This is a writing sample by “nycghostwriter,” AKA Barbara Finkelstein. It is “Things Fall Apart,” a book review published in New York Newsday. You can get professional ghostwriting services from a published non-fiction writer. Email me or fill out the short form on my contact page.
NEW YORK NEWSDAY | Sunday, May 20, 1990
SAVING ST. GERM by Carol Muske Dukes, Viking, 264 pp., $21
By Barbara Finkelstein
For every action, goes the scientific tenet, there is an equal and opposite reaction. This premise, which most of us learned in junior high school, presupposes a cosmic eye-for-an-eye justice. It reassures us that life has predictable consequences. You kick a kid, he’ll kick you back. But anybody who has ever dealt with a spouse, children, school principals, employers or lawyers knows just how unequal and unpredictable two opposing forces can be. Jack Kennedy summed it up pretty well when he said life is unfair.
You don’t have to be a rocket scientist to reach this conclusion. But it does take an Esme Charbonneau, the engagingly original biochemist of Carol Muske Dukes’ Saving St. Germ, to suggest that unfairness is one of life’s natural laws. In one of several scientific musings about the notion of parity, Esme cites an experiment by three Chinese-Americans in which more electrons unaccountably zoom to one end of a box than to the other. Esme’s “theory of everything,” or TOE, is that life tends toward disequilibrium. While the universe is ruled by four forces — the nuclear force, electromagnetism, gravity and the weak force, it is the weak force, a kind of slow-moving, left-handed bias, that sabotages any other universal inclination toward symmetry.
Don’t think that Dukes — the author of Dear Digby, a novel, and five books of poetry — has written some droning treatise on quantum physics. Ease’s scientific musings artfully and whimsically parallel the “weak forces” undermining her life. A talented Harvard postdoctoral graduate, Esme abandons her mentor and her medical-student lover to carry out her own research at the University of Greater California in Los Angeles. She marries Kay Tallich, a TV documentary director in love with Hollywood and liquor.

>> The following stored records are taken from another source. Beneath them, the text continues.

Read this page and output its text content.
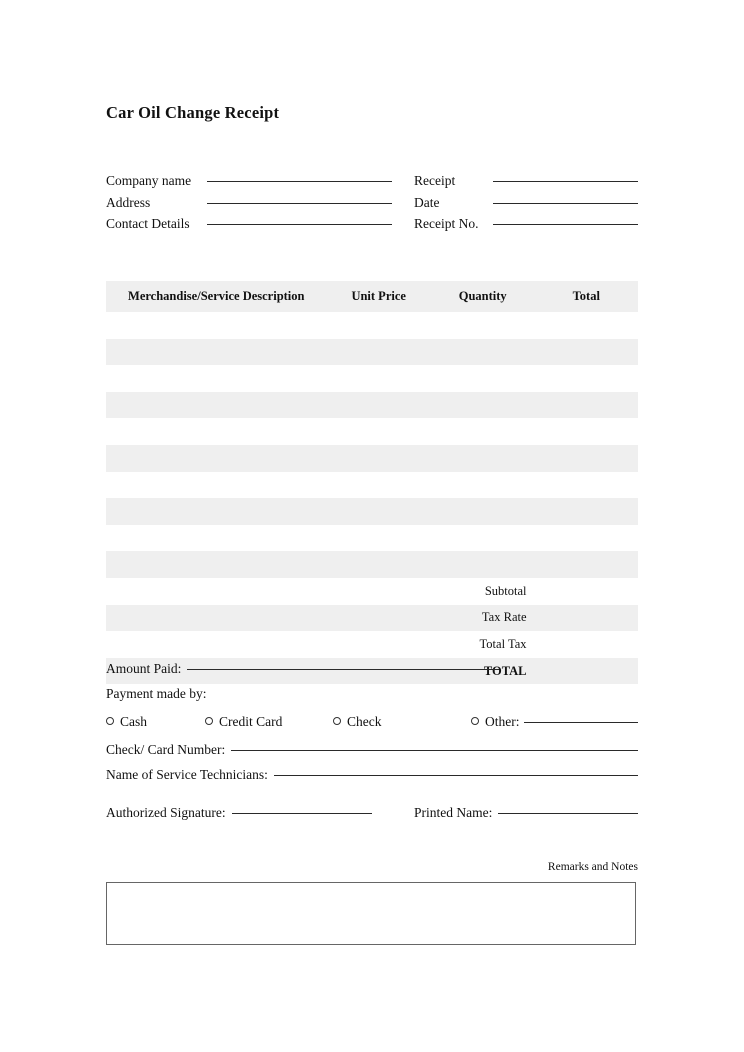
Car Oil Change Receipt
Company name	Receipt
Address	Date
Contact Details	Receipt No.
Merchandise/Service Description	Unit Price	Quantity	Total

		Subtotal	
		Tax Rate	
		Total Tax	
		TOTAL	
Amount Paid:
Payment made by:
Cash	Credit Card	Check	Other:
Check/ Card Number:
Name of Service Technicians:
Authorized Signature:	Printed Name:
Remarks and Notes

Their incompatibility, exemplified by Esme’s pronunciation of Peter Lorre’s last name as “Lor,” comes to a head over their daughter, Ollie. The red-haired kindergartner does not act like most other five-year-olds. She talks to herself in a very personal, prismatic language, which Esme takes to be a sign of metaphoric thinking and Jay a sign of dysfunction. By the time Jay demands sole custody of Ollie, Esme has been fired from her teaching position, has lost her research assistant and has been scooped by a female colleague with whom she has discussed the idea of “chirality” — a complex theory related to the incompatibility of certain molecules. In her own life. Esme’s TOE holds true: At the slightest pretext, things fall apart; the center cannot hold.

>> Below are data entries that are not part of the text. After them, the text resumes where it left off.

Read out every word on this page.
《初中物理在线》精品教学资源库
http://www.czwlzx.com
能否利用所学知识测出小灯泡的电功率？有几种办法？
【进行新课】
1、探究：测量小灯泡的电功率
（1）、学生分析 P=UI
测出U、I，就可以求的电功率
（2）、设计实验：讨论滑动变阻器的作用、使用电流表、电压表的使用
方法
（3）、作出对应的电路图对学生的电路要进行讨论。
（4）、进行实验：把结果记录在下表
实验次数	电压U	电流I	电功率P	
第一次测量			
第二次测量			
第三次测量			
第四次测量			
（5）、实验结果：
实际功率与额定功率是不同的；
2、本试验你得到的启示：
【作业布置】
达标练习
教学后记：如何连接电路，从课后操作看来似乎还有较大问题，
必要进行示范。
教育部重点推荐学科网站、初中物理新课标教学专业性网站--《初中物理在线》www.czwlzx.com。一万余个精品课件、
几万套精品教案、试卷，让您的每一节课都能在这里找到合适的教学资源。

Saving St. Germ is a prescient novel for the 1990s. The downward spiral of Esme’s life is decidedly anti-yuppie, a theme similar to those put forth in novels as diverse as Robert Stone’s Outerbridge Reach and Nora Johnson’s Perfect Together. Dukes seems to be saying that every rational order we have worshipped in recent decades — democracy, sexual equality, the nuclear family, consumerism, junk-bond capitalism — has taken on a messy, irrational, haywire life of its own. The parity we ascribe to our social systems and personal relationships does not exist as an immutable, ultimately attainable ideal. Moreover, treating life as a manageable commodity does not necessarily protect you or your children from the vagaries of a roguish fate.
In a scene near the end of Saving St. Germ, for example, Esme encounters a homeless woman and her three children on the streets of L.A., and sees how easily she too could lose the mainstays of her emotional and financial comfort. In her heart and mind, Esme knows that there but for the grace of God goes she.

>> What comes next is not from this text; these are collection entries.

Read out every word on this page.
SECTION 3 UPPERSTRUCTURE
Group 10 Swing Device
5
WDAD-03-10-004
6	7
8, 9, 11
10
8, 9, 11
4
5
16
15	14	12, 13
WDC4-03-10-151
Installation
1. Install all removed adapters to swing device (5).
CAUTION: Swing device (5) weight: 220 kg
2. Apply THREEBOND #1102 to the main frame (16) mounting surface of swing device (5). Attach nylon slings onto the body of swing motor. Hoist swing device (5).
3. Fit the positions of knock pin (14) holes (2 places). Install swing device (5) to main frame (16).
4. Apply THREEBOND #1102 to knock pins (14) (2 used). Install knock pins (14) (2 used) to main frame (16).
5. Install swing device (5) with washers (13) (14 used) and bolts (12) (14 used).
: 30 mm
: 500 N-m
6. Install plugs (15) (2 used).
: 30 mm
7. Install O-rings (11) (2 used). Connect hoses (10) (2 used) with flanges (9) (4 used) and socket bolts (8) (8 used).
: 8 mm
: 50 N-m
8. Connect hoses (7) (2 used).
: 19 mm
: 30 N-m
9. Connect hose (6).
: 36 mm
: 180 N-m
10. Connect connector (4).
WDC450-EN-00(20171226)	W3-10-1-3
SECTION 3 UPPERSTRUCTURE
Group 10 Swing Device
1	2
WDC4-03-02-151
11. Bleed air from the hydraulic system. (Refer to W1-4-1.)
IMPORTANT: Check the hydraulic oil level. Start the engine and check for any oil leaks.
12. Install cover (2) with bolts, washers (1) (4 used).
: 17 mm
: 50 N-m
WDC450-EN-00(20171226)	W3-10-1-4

“From the time I was a little kid,” Esme says, “I loved the sense [science] gave me, not so much that there were answers, as that certain things always happened in the same way and you could count on them.” It’s primarily through intuition, though, not rational thought, that Esme developers her TOE, and expressly through sympathy that she knows that little Ollie is not autistic. Life may have its fundamental principles, and Esme’s discussion of them is what makes Saving St. Germ a beautifully intelligent work of fiction. But as Esme herself says to her former lover, “I think that in this . . . state of entropy we live in, the power to bless is the only real power for good that we have.”
Barbara Finkelstein reviews frequently for this newspaper.